Ванда отрицательно качнула головой.
– Ни од-но-го. По крайней мере мне в милиции так сказали.
– А еще что сказали?
– То, что бандиты обнаглели окончательно и столько народа от кастетов да ножей гибнет, что в милиции ничего конкретного мне пообещать не могут.
– Когда это случилось? Я имею в виду засветло или уже ближе к ночи?
Ванда задумалась и неуверенно произнесла:
– Точного времени я сказать не могу, но, пожалуй, когда уже смеркаться стало, он как раз к этому времени обещал вернуться.
«Выходит, еще засветло», – сам для себя уточнил Самарин, и это уточнение тоже наводило на определенные размышления.

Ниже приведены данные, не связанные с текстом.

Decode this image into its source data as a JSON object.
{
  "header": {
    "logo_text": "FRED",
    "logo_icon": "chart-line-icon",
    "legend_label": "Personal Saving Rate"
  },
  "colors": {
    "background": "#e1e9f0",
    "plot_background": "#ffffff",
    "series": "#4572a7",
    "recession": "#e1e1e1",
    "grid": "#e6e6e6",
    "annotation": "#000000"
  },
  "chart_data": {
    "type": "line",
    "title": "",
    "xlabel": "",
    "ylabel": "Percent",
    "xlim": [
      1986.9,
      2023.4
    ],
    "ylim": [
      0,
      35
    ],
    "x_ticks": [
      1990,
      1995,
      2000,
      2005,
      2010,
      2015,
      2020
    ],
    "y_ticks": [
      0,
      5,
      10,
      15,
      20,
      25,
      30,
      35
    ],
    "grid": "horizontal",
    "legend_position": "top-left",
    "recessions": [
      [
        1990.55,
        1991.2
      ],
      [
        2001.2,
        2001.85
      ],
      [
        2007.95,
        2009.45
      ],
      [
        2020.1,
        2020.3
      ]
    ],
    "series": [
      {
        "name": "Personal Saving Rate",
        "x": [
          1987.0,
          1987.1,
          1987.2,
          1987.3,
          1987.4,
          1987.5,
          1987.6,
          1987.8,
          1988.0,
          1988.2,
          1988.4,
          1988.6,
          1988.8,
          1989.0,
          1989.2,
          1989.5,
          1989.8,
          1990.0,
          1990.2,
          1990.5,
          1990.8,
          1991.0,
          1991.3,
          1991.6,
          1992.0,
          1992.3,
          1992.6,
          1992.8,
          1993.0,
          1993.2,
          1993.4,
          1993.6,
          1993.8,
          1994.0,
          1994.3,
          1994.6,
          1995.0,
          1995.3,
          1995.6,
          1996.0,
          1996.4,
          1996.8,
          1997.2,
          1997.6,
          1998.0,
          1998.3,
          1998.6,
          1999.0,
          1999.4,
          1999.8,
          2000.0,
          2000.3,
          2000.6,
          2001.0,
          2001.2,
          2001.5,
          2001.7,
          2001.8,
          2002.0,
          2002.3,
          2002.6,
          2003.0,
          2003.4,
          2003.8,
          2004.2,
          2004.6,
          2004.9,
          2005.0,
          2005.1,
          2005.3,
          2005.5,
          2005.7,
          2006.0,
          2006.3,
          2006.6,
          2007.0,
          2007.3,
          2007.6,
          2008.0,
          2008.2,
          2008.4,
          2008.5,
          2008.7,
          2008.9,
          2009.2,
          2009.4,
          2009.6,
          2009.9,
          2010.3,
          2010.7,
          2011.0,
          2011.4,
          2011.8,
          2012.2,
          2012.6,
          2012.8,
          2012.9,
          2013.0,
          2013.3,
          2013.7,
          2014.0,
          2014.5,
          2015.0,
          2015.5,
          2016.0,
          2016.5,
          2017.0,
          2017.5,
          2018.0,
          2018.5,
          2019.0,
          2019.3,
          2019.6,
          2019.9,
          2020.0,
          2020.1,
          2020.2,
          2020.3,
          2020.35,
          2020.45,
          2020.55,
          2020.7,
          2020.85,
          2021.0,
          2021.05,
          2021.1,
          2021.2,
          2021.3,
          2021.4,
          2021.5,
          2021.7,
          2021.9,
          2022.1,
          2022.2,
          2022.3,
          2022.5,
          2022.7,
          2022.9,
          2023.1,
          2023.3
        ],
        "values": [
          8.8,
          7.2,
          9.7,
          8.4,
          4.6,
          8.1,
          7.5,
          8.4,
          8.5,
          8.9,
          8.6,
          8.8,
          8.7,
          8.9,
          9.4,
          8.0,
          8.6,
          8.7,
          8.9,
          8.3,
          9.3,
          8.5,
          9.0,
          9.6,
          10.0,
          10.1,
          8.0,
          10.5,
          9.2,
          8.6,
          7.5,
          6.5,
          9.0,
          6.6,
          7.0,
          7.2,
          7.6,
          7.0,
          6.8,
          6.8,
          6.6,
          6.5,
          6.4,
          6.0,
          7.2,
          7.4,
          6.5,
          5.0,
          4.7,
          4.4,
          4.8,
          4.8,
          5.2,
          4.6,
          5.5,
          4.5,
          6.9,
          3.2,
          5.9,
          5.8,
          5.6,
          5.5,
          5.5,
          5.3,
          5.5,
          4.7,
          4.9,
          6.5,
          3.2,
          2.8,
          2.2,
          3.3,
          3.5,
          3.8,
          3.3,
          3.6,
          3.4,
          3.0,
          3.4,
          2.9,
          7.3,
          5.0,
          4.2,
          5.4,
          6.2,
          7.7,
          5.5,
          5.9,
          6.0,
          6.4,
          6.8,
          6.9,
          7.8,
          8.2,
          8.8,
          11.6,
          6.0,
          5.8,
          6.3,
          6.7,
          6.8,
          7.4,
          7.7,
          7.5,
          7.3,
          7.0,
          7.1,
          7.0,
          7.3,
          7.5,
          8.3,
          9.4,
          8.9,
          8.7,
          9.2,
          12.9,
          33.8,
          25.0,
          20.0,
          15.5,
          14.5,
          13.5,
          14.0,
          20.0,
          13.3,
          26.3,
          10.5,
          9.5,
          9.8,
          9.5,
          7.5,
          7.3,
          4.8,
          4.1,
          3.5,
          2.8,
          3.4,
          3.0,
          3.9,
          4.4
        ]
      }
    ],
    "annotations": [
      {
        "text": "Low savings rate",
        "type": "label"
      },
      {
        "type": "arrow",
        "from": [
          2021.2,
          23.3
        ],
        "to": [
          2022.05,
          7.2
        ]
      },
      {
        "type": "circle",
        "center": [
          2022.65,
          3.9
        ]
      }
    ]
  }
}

– А что в милиции сказали насчет этого?
– Да ничего. Просто поставили перед фактом – и всё. Да еще сказали, чтобы труп забрала. – Она передернула плечиками, словно ее бил озноб, и негромко попросила: – Давай закончим об этом, тяжело и больно вспоминать. Да и какой смысл ворошить то, чего уже не вернешь?
Смысл восстановить малейшие нюансы убийства Менделя был, по крайней мере это необходимо было Самарину, однако он и сам чувствовал, насколько тяжело вспоминать об этом хозяйке дома, и согласно кивнул головой.
– Да, пожалуй, хватит об этом. Покажи-ка лучше свои рисунки. Говорят, ничто так не развеивает грустные мысли, как возможность побывать на вернисаже. Кстати, ты уже выставлялась?
– Только в Варшаве, да и то это была довольно скромная выставка, всего лишь тридцать картин.
– Ничего себе, «скромная», – хмыкнул Самарин, поднимаясь со стула. – В свое время я знавал художников, и, в общем-то, неплохих, которые ни о чем подобном даже мечтать не могли.
– И что, – моментально сориентировалась Ванда, – эти твои друзья-художники эмигрировали?
– Эмигрировали, – вынужден был признать Самарин, – еще в семнадцатом году.
– А ты… – спросила Ванда, – ты почему остался?
«Почему остался?».
Этот вопрос он и сам задавал себе и до сих пор не мог найти честного, объясняющего ответа. Однако надо было что-то отвечать, и он сказал, положив ладонь на сердце:
– Не знаю.
– Такого не может быть, каждому поступку есть свое объяснение. Почему?